Changes To Customs And Duty Rates Introduced

At a meeting of the Executive Council on Tuesday 21 March 2023, it was agreed that several changes to customs and duty rates would be introduced from 1 April 2023. These changes were considered by the Tax and Revenue Working Group before being proposed to the Executive Council. The working group includes representatives from the Legislative Council and the Chamber of Commerce.  

The Health and Social Care Portfolio has also been consulted about these changes and anticipate that, where applicable, they will contribute to reducing the health and social harms caused by alcohol and tobacco consumption on the Island. 

Increase in Imported Alcohol Duty

In relation to alcohol, Executive Council agreed duty on all imported alcohol will be increased by the current rate of inflation, which according to the most recent retail price index, is 5.7%. This is the same approach that has been applied in recent years, and means that the rate of duty on alcohol will stay effectively the same, once the effects of inflation have been considered. 

Under the Customs and Excise Ordinance 1999, import duty on alcohol is set at a specific rate per litre upon importation, not as a percentage of the retail price of the product, meaning that price increases faced by consumers will not be the same as the duty increase.

New Import Duty Category Rate for Beers and Ciders Between 4.5-6.0% abv

Beers and fermented beverages (such as ciders) are subject to duty according to what alcohol by volume (abv) duty band they fall within. There are currently three duty bands: up to 3% abv; 3% to 4.5% abv; and above 4.5% abv.

Executive Council has agreed that a new duty band be introduced from 1 April 2023 for beers and ciders with an abv of 4.5% to 6%. The duty rate for the new band will be set halfway between the rate for 3% to 4.5% abv and the highest rate of duty, which will now only apply to all beer and fermented beverages with an abv over 6%.

Feedback from importers, retailers and hospitality operators is that many people, and tourists in particular, have an expectation that certain well-known, higher-strength beers will be available on St Helena, but that the current duty arrangements mean that importers are discouraged from importing them. 

This change will support many hospitality and retail businesses to improve their offerings to both St Helenians and tourists. 

Tobacco Duty Increase

From 1 April 2023, duty on imported tobacco has increased by 6.7%. This level of increase is the current rate of inflation (5.7%) plus 1%, and is a continuation of the above inflation duty increases for tobacco applied in previous years. 

Smoking is not only addictive but is very damaging to an individual’s health, which in turn imposes costs on our whole community. 

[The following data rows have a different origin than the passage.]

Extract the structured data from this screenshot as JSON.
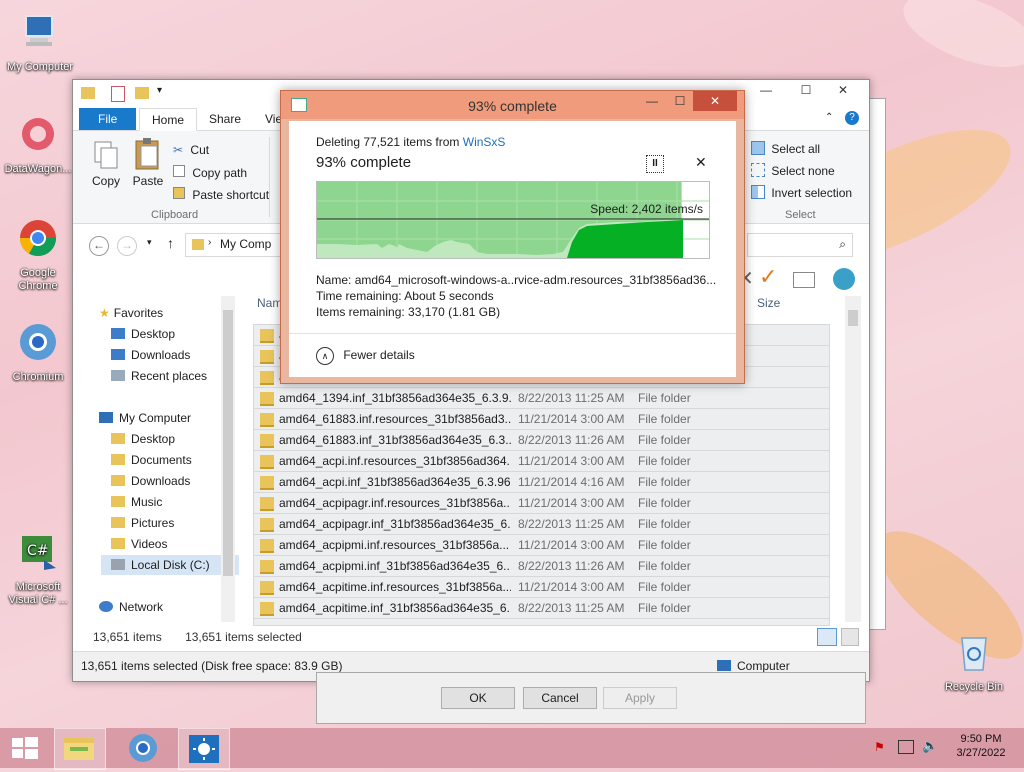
{
  "desktop": {
    "icons": [
      {
        "label": "My Computer"
      },
      {
        "label": "DataWagon..."
      },
      {
        "label": "Google Chrome"
      },
      {
        "label": "Chromium"
      },
      {
        "label": "Microsoft Visual C# ..."
      },
      {
        "label": "Recycle Bin"
      }
    ]
  },
  "explorer": {
    "title_partial": "WinSxS",
    "ribbon_tabs": [
      "File",
      "Home",
      "Share",
      "Vie"
    ],
    "clipboard": {
      "copy": "Copy",
      "paste": "Paste",
      "cut": "Cut",
      "copy_path": "Copy path",
      "paste_shortcut": "Paste shortcut",
      "group_label": "Clipboard"
    },
    "select": {
      "select_all": "Select all",
      "select_none": "Select none",
      "invert_selection": "Invert selection",
      "group_label": "Select"
    },
    "address": "My Comp",
    "nav": {
      "favorites": "Favorites",
      "favorites_items": [
        "Desktop",
        "Downloads",
        "Recent places"
      ],
      "my_computer": "My Computer",
      "computer_items": [
        "Desktop",
        "Documents",
        "Downloads",
        "Music",
        "Pictures",
        "Videos",
        "Local Disk (C:)"
      ],
      "network": "Network"
    },
    "columns": {
      "name": "Nam",
      "size": "Size"
    },
    "rows_partial": [
      "a",
      "a",
      "a"
    ],
    "rows": [
      {
        "name": "amd64_1394.inf_31bf3856ad364e35_6.3.9...",
        "date": "8/22/2013 11:25 AM",
        "type": "File folder"
      },
      {
        "name": "amd64_61883.inf.resources_31bf3856ad3...",
        "date": "11/21/2014 3:00 AM",
        "type": "File folder"
      },
      {
        "name": "amd64_61883.inf_31bf3856ad364e35_6.3....",
        "date": "8/22/2013 11:26 AM",
        "type": "File folder"
      },
      {
        "name": "amd64_acpi.inf.resources_31bf3856ad364...",
        "date": "11/21/2014 3:00 AM",
        "type": "File folder"
      },
      {
        "name": "amd64_acpi.inf_31bf3856ad364e35_6.3.96...",
        "date": "11/21/2014 4:16 AM",
        "type": "File folder"
      },
      {
        "name": "amd64_acpipagr.inf.resources_31bf3856a...",
        "date": "11/21/2014 3:00 AM",
        "type": "File folder"
      },
      {
        "name": "amd64_acpipagr.inf_31bf3856ad364e35_6...",
        "date": "8/22/2013 11:25 AM",
        "type": "File folder"
      },
      {
        "name": "amd64_acpipmi.inf.resources_31bf3856a...",
        "date": "11/21/2014 3:00 AM",
        "type": "File folder"
      },
      {
        "name": "amd64_acpipmi.inf_31bf3856ad364e35_6....",
        "date": "8/22/2013 11:26 AM",
        "type": "File folder"
      },
      {
        "name": "amd64_acpitime.inf.resources_31bf3856a...",
        "date": "11/21/2014 3:00 AM",
        "type": "File folder"
      },
      {
        "name": "amd64_acpitime.inf_31bf3856ad364e35_6...",
        "date": "8/22/2013 11:25 AM",
        "type": "File folder"
      }
    ],
    "status": {
      "items": "13,651 items",
      "selected": "13,651 items selected",
      "bottom": "13,651 items selected (Disk free space: 83.9 GB)",
      "computer": "Computer"
    }
  },
  "back_dialog": {
    "ok": "OK",
    "cancel": "Cancel",
    "apply": "Apply"
  },
  "progress": {
    "title": "93% complete",
    "deleting_prefix": "Deleting 77,521 items from",
    "deleting_link": "WinSxS",
    "heading": "93% complete",
    "percent": 93,
    "speed": "Speed: 2,402 items/s",
    "name_label": "Name:",
    "name_value": "amd64_microsoft-windows-a..rvice-adm.resources_31bf3856ad36...",
    "time_label": "Time remaining:",
    "time_value": "About 5 seconds",
    "items_label": "Items remaining:",
    "items_value": "33,170 (1.81 GB)",
    "fewer_details": "Fewer details"
  },
  "taskbar": {
    "time": "9:50 PM",
    "date": "3/27/2022"
  },
  "colors": {
    "accent": "#1979ca",
    "progress_green": "#06b025",
    "progress_bg": "#8ed68f",
    "dialog_title": "#f09b7b"
  }
}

Tobacco duty has increased substantially in recent years and the Island has seen a reduction in the number of people who smoke as a result, with almost 15% less people considering themselves to be a smoker in 2021 compared to 2016.  

International evidence shows that increasing the real price of tobacco is one of the most effective measures available to governments to discourage tobacco usage and reduce the associated harms. 

Review of Alcohol and Tobacco Taxation

SHG recognises that more work is required to fully assess the most appropriate taxation regime for both alcohol and tobacco in St Helena. It will therefore be undertaking a broad review in the next nine months to evaluate what impact the changes introduced this year have had on behaviours and patterns of consumption, and to establish whether any further policy changes might be appropriate ahead of the 2024-2025 financial year.

The review will investigate potential health and social impacts associated with harmful consumption patterns and assess what, if any, taxation interventions might be appropriate to help address these. This will be considered as part of wider work underway to develop a strategy aimed at helping to address substance misuse within the community.

Any recommendations resulting from this review will then be submitted to Executive Council for consideration.

Diesel Fuel Exemption

Currently, diesel imported or sold for the purposes of generating electricity by Connect, use in commercial fishing or the running the fish processing plant is exempt from import duty. These diesel fuel exemptions were first applied in 2019 and have been extended in each year since.

Executive Council has decided to extend these exemptions for 2023-24. 

In 2023-24, the Government will undertake a review to assess the impact of the current exemptions and inform a decision as to whether or not they should be continued in future years. Possible alternatives to the current system of ad hoc exemptions will be considered as part of that review.